Diz-se que o homem é criado à imagem e semelhança de Deus porque é “capaz de conhecer e de amar a Deus, e de gozá-Lo eternamente”; assim nos ensina o Catecismo Maior de São Pio X (Parte I, q. 55). É este – e não outro – o fundamento da dignidade humana, aquilo que faz com que o homem seja detentor de direitos objetivos e lhe salvaguarda das arbitrariedades que alguns indivíduos ou grupos, detentores de força ou de poder, porventura queiram lhe infligir.

Houve um tempo – como nos ensina o Sumo Pontífice Leão XIII – em que a Filosofia do Evangelho governava as nações. E por mais que alguns anti-clericais modernos tenham alguma espécie de prazer sórdido (e ignorante) em lançar lama a esta época gloriosa da civilização humana, o fato é que os homens de então eram tratados com muito mais dignidade do que os de outras épocas da história.

“Ah, foram queimados pela Igreja, foram torturados, fizeram guerras sangrentas, foram impedidos de manifestar livremente os seus pensamentos!”, hão de dizer os livres-pensadores modernos. Mas o fato – que os inimigos da Igreja se esquecem de mencionar – é que os homens foram queimados muito mais vezes fora da Igreja do que nas fogueiras às quais a Santa Inquisição ateou fogo. O fato – relevantíssimo, mas sobre o qual não se fala uma palavra – é que os homens foram torturados mais e de maneira mais cruel por civis do que por religiosos. O fato é que nunca houve guerras tão terríveis quanto as que o mundo assistiu no século passado – em pleno século XX, quando já se encontrava indubitavelmente livre da influência da Igreja (e, diremos  até, justamente por causa disso).

“Mas… mas… mas foram impedidos da livre-expressão de suas idéias, e isto não se pode negar!”, dir-nos-ão desesperados os nossos amigos anti-clericais. E, nisto (descontadas, é óbvio, as falsificações grosseiras), nós deles não discordaremos. Graças a Deus, houve repressão à veiculação de idéias errôneas e perniciosas ao longo da história, e este mecanismo foi fundamental para que a civilização pudesse ser mantida e nós, hoje, fôssemos capazes de discutir a repressão de idéias praticada em épocas passadas.

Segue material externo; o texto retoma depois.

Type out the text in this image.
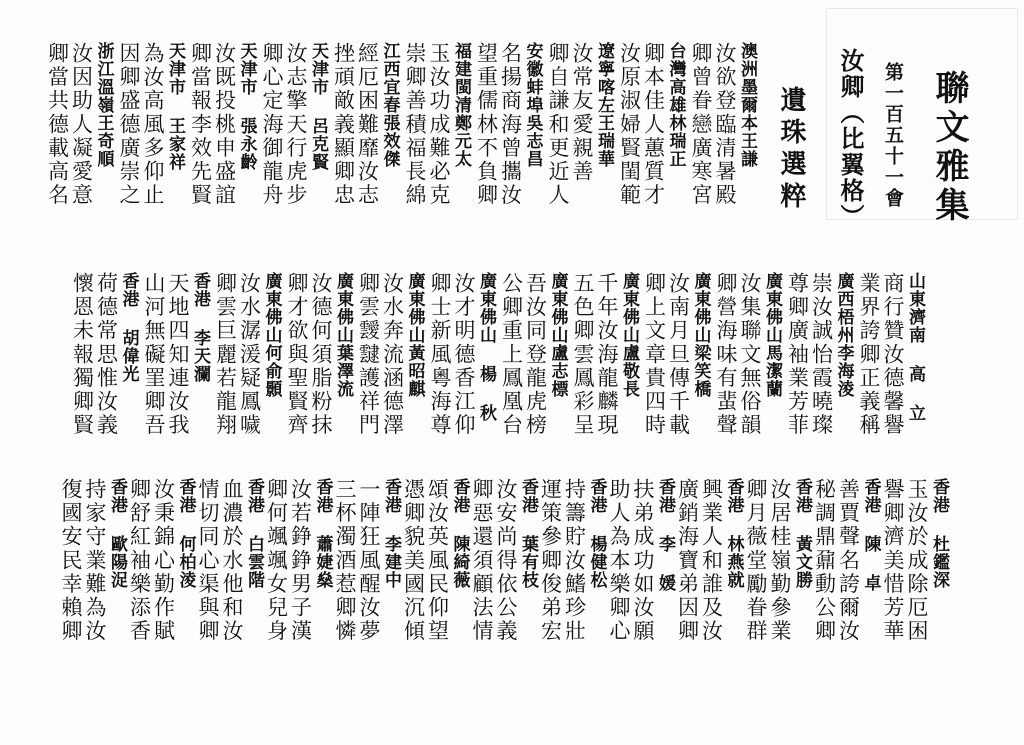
聯文雅集
第一百五十一會
汝卿（比翼格）
遺珠選粹
山東濟南 高 立
商行贊汝德馨譽
業界誇卿正義稱
廣西梧州李海淩
崇汝誠怡霞曉璨
尊卿廣袖業芳菲
廣東佛山馬潔蘭
汝集聯文無俗韻
卿營海味有蜚聲
廣東佛山梁笑橋
汝南月旦傳千載
卿上文章貴四時
廣東佛山盧敬長
千年汝海龍麟現
五色卿雲鳳彩呈
廣東佛山盧志標
吾汝同登龍虎榜
公卿重上鳳凰台
廣東佛山 楊 秋
汝才明德香江仰
卿士新風粵海尊
廣東佛山黃昭麒
汝水奔流涵德澤
卿雲靉靆護祥門
廣東佛山葉澤流
汝德何須脂粉抹
卿才欲與聖賢齊
廣東佛山何俞顥
汝水潺湲疑鳳噦
卿雲巨麗若龍翔
香港 李天瀾
天地四知連汝我
山河無礙罣卿吾
香港 胡偉光
荷德常思惟汝義
懷恩未報獨卿賢
澳洲墨爾本王謙
汝欲登臨清暑殿
卿曾眷戀廣寒宮
台灣高雄林瑞正
卿本佳人蕙質才
汝原淑婦賢閨範
遼寧喀左王瑞華
汝常友愛親善
卿自謙和更近人
安徽蚌埠吳志昌
名揚商海曾攜汝
望重儒林不負卿
福建閩清鄭元太
玉汝功成難必克
崇卿善積福長綿
江西宜春張效傑
經厄困難靡汝志
挫頑敵義顯卿忠
天津市 呂克賢
汝志擎天行虎步
卿心定海御龍舟
天津市 張永齡
汝既投桃申盛誼
卿當報李效先賢
天津市 王家祥
為汝高風多仰止
因卿盛德廣崇之
浙江溫嶺王奇順
汝因助人凝愛意
卿當共德載高名
香港 杜鑑深
玉汝於成除厄困
譽卿濟美惜芳華
香港 陳 卓
善賈聲名誇爾汝
秘調鼎鼐動公卿
香港 黃文勝
汝居桂嶺勤參業
卿月薇堂勵眷群
香港 林燕就
興業人和誰及汝
廣銷海寶弟因卿
香港 李 媛
扶弟成功如汝願
助人為本樂卿心
香港 楊健松
持籌貯汝鰭珍壯
運策參卿俊弟宏
香港 葉有枝
汝安尚得依公義
卿惡還須顧法情
香港 陳綺薇
頌汝英風民仰望
憑卿貌美國沉傾
香港 李建中
一陣狂風醒汝夢
三杯濁酒惹卿憐
香港 蕭婕燊
汝若錚錚男子漢
卿何颯颯女兒身
香港 白雲階
血濃於水他和汝
情切同心渠與卿
香港 何柏淩
汝秉錦心勤作賦
卿舒紅袖樂添香
香港 歐陽浞
持家守業難為汝
復國安民幸賴卿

Isto porque a liberdade é algo que não se pode atribuir às coisas de um modo absoluto. A excessiva e imoral (assim intitulada) “liberdade de expressão” vigente nos dias de hoje jamais seria permitida em outras épocas – nisto, concordamos integralmente com os inimigos da Igreja! Com o que não concordamos é que tal fato demonstre uma superioridade moral do nosso século sobre aqueles que o precederam – aliás, muito pelo contrário.

Como dizíamos acima, o ser humano é detentor de uma dignidade intrínseca que faz com que seja preciso respeitá-lo. Assim, a mera possibilidade de que alguém possa dispôr livremente da vida de outrem – matando-o ou escravizando-o, por exemplo – provoca-nos (ainda…) um sentimento de injustiça; no entanto, aquilo que os revolucionários não percebem é que este “sentimento de injustiça” está alicerçado sobre a dignidade humana, sobre o fato do homem ter sido criado por Deus à Sua imagem e semelhança e, portanto, possuir – intrinsecamente – um quê de sagrado e de inviolável. E permitir que esta verdade fundamental seja questionada ou – pior ainda – negada abertamente não é sinal de avanço, e sim de terrível retrocesso. Não é característica de pessoas civilizadas, e sim de bárbaras.

Não é verdade que nós, hoje, conhecemos o valor do ser humano porque nos livramos do obscurantismo católico medieval, é exatamente o contrário: é devido aos resquícios daquele glorioso tempo – repitamos – no qual a Filosofia do Evangelho guiava as nações que, hoje, nós (ainda) não caímos na barbárie completa e ainda não nos esquecemos (muito) que o ser humano possui uma dignidade intrínseca e que, portanto, deve ser protegido de arbitrariedades de outrem. Por qual outro motivo, afinal de contas, deveríamos falar em “direitos humanos”?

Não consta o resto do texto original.